Inter-Computation Relationships

Another class of questions is how different computations, or computation fragments relate or interact. For example, we can ask about…

… what the algebraic properties of a computation are (i.e., do two computations commute)
… what the dependencies of a computation are.
… given a sequence of computations, what does the information flow graph look like
… given a sequence of computations, does a specific pattern exist, and if so on which computation fragments?
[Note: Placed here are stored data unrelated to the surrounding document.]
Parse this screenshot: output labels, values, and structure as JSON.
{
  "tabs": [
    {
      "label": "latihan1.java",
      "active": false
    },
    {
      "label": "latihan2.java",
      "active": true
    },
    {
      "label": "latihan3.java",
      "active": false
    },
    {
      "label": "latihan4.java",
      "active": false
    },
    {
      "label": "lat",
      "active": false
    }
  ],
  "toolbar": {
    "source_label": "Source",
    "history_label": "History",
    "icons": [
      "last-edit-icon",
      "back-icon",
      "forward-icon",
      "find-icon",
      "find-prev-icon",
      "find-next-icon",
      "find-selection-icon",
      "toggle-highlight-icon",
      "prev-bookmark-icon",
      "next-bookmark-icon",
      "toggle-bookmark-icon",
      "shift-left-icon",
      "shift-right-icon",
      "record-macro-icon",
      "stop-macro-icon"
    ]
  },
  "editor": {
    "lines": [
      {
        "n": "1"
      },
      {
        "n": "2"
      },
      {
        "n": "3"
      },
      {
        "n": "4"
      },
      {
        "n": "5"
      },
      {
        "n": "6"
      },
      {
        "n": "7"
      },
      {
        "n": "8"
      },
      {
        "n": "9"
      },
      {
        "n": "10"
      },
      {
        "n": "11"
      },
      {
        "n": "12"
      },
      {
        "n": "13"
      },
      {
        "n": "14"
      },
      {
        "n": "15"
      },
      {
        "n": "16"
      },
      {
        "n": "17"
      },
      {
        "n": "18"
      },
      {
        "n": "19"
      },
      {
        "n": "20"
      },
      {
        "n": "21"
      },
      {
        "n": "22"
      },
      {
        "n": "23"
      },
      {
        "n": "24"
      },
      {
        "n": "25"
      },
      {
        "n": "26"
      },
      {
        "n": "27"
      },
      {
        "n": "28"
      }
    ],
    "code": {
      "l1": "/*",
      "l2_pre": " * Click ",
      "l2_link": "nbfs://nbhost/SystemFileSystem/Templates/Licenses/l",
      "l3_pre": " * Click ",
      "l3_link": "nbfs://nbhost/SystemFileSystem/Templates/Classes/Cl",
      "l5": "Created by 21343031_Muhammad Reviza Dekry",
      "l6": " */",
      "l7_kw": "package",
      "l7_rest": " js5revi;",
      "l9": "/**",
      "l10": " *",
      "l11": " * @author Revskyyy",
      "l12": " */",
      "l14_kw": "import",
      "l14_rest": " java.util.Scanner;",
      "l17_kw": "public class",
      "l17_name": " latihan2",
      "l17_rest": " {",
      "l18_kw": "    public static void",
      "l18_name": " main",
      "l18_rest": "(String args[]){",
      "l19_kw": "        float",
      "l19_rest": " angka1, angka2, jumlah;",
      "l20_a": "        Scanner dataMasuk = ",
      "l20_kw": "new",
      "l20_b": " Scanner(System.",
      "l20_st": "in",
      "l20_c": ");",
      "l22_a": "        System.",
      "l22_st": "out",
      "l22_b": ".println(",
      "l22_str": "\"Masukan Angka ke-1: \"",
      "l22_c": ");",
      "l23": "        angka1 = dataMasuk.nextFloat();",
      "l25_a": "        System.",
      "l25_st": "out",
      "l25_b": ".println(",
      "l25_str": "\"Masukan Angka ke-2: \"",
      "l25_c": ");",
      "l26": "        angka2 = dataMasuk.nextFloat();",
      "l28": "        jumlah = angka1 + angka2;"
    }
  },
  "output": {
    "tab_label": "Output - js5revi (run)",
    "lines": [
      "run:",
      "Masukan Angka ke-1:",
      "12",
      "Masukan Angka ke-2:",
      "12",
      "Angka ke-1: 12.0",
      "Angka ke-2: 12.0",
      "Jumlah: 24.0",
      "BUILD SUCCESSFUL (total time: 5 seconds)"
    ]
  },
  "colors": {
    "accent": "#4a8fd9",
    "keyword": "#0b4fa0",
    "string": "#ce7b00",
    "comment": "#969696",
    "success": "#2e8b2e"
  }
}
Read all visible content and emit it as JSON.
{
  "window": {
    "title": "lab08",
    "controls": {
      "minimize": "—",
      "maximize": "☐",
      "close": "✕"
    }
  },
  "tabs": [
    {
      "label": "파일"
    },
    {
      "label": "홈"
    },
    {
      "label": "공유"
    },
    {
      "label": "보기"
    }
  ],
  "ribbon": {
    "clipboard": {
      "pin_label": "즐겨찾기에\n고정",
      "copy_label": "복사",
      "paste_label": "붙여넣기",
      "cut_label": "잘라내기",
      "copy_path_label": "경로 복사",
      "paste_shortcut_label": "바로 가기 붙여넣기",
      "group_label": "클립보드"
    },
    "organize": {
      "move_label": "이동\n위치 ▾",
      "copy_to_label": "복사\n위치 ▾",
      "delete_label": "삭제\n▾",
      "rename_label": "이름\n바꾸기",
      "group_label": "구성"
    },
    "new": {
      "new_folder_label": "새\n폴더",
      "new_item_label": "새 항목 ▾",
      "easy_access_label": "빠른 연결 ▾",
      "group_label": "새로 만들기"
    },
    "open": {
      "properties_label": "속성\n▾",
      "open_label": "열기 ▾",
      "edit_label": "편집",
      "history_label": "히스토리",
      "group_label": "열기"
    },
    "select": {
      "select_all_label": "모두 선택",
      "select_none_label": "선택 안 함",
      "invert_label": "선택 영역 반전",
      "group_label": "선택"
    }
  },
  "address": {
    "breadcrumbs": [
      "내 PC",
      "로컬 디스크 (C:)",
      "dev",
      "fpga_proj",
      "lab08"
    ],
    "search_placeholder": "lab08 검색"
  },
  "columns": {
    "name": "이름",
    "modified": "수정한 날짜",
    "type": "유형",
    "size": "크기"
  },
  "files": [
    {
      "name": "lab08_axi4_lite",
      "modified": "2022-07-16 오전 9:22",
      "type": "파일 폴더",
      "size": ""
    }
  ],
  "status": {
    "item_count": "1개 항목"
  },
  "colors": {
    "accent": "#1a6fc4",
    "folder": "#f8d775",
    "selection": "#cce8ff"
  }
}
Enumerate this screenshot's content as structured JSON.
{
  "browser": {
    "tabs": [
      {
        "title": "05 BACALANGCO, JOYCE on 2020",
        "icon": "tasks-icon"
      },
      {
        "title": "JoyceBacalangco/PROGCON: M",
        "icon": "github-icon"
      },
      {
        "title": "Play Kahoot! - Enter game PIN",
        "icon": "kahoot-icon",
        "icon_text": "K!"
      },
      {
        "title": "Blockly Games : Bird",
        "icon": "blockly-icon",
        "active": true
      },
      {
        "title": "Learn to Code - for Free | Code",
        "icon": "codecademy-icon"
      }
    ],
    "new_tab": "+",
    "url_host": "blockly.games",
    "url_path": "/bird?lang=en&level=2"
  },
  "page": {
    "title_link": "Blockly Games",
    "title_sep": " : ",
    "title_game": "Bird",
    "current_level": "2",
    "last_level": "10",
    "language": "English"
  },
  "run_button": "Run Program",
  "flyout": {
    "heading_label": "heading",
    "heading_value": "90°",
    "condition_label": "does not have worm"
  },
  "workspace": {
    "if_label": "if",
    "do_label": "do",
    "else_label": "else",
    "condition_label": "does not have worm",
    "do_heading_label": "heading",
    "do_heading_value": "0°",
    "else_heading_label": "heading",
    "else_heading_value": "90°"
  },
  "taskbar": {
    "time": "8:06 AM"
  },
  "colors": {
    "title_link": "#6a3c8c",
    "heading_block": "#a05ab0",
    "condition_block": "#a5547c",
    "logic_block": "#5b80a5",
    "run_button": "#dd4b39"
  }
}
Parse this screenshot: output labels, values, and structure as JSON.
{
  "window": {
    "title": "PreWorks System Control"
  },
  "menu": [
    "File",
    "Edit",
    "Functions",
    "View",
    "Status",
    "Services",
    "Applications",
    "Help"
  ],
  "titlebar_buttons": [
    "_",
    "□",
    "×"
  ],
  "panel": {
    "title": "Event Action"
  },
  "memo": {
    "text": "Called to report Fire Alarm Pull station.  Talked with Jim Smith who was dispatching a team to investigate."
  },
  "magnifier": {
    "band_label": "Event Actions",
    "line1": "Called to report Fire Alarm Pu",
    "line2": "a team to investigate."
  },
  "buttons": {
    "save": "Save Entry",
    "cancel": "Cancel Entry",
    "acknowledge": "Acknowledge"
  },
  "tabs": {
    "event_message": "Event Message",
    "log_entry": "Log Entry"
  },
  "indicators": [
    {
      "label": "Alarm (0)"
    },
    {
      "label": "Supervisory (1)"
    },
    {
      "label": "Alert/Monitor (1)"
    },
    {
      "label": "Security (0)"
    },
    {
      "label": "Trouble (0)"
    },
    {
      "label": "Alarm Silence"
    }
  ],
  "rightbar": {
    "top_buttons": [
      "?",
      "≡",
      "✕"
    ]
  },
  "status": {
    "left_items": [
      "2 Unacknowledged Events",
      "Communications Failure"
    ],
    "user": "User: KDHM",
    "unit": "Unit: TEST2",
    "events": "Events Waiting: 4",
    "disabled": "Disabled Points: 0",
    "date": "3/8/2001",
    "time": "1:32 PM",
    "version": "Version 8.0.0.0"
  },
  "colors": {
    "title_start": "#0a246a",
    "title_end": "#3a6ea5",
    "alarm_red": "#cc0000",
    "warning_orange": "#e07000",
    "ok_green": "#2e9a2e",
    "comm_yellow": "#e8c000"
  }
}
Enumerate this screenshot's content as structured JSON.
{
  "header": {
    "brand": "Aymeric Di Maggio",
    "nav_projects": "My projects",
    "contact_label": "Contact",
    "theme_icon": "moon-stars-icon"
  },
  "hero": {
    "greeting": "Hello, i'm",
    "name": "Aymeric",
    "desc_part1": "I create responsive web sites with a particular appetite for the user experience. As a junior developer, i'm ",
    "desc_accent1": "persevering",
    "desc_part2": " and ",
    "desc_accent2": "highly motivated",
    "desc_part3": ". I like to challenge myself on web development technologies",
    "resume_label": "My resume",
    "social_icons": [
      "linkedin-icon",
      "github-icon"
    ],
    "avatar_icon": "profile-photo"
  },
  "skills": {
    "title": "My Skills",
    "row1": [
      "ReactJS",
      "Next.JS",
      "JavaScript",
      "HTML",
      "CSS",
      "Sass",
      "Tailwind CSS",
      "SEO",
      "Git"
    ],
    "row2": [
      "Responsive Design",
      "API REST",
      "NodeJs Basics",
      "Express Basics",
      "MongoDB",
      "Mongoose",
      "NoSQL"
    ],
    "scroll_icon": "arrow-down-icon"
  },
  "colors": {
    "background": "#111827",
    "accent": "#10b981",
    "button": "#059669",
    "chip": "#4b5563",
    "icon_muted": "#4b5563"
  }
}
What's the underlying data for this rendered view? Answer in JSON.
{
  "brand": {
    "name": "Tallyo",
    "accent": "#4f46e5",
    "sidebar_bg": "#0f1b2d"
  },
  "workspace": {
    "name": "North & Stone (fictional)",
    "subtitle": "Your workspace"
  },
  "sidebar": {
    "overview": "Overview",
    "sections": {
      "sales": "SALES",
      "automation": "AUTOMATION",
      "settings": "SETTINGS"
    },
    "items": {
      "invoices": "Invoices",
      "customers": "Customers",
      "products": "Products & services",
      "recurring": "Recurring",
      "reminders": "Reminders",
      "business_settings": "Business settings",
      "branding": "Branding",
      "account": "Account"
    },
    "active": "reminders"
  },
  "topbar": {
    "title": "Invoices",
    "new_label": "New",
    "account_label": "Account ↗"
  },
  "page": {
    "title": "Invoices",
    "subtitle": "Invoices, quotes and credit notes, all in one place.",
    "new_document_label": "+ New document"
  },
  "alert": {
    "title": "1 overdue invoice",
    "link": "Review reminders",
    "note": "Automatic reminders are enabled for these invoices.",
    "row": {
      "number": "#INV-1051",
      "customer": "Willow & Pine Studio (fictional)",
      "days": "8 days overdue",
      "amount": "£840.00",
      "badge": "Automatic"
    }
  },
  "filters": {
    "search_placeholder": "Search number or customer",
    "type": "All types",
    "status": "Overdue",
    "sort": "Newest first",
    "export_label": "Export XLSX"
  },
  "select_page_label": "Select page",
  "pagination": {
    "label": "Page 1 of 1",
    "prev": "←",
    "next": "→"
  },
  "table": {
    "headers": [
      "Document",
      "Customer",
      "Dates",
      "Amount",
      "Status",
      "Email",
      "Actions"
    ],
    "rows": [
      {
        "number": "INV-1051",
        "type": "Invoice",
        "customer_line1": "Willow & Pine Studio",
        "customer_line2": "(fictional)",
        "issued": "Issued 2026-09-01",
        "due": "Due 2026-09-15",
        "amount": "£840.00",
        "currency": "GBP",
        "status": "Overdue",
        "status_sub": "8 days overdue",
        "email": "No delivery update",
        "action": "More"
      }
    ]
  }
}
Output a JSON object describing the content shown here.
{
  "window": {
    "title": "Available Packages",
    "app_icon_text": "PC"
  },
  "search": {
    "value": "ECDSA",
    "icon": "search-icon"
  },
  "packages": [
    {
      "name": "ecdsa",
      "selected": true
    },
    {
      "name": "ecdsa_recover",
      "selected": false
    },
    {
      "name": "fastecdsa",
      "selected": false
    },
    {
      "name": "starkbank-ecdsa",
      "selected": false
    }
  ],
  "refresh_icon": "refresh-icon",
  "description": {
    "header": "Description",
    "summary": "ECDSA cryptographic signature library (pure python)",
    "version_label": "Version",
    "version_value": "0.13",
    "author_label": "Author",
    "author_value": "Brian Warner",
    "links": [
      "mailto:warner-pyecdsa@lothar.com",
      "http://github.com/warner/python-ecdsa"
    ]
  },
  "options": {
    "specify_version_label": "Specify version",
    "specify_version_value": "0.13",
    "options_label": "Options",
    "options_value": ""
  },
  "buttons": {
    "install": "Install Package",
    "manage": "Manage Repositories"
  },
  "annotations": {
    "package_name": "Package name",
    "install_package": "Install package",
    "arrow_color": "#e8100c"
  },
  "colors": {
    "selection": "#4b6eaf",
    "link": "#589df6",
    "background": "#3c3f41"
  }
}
This is an area that has not been explored quite as extensively. Distributed computing has looked long and hard at some of these questions (i.e., when do operations commute), but almost always in a specific context. Probably the closest idea, spiritually, appears in systems like Delite [2]. These sorts of compiler generation tools allow users to establish semantic restrictions on a domain specific language that lead to powerful optimizations. In a sense, these kinds of queries regarding computation interactions are also a form of optimization... but more general.

Combining Computations

Ultimately, one of the biggest distinctions between computation and normal data, is that it's possible to easily combine computation. Computation representations such as Monads are explicitly designed for this, but even simple iterative programs can still be concatenated. Computations can be broken apart, stitched together, sliced, diced, and sorted every which way... and the result of each is still more computation.

Summary

Where is this leading? Nowhere specific. We have a variety of tools and techniques for expressing computation, and now we need some tricks and techniques for effectively querying them as well.

References

[1] Gawlick, D. et al. Applications for expression data in relational database systems. 609–620.

[2] Chafi, H. et al. 2010. Language virtualization for heterogeneous parallel computing. ACM Sigplan …. (2010).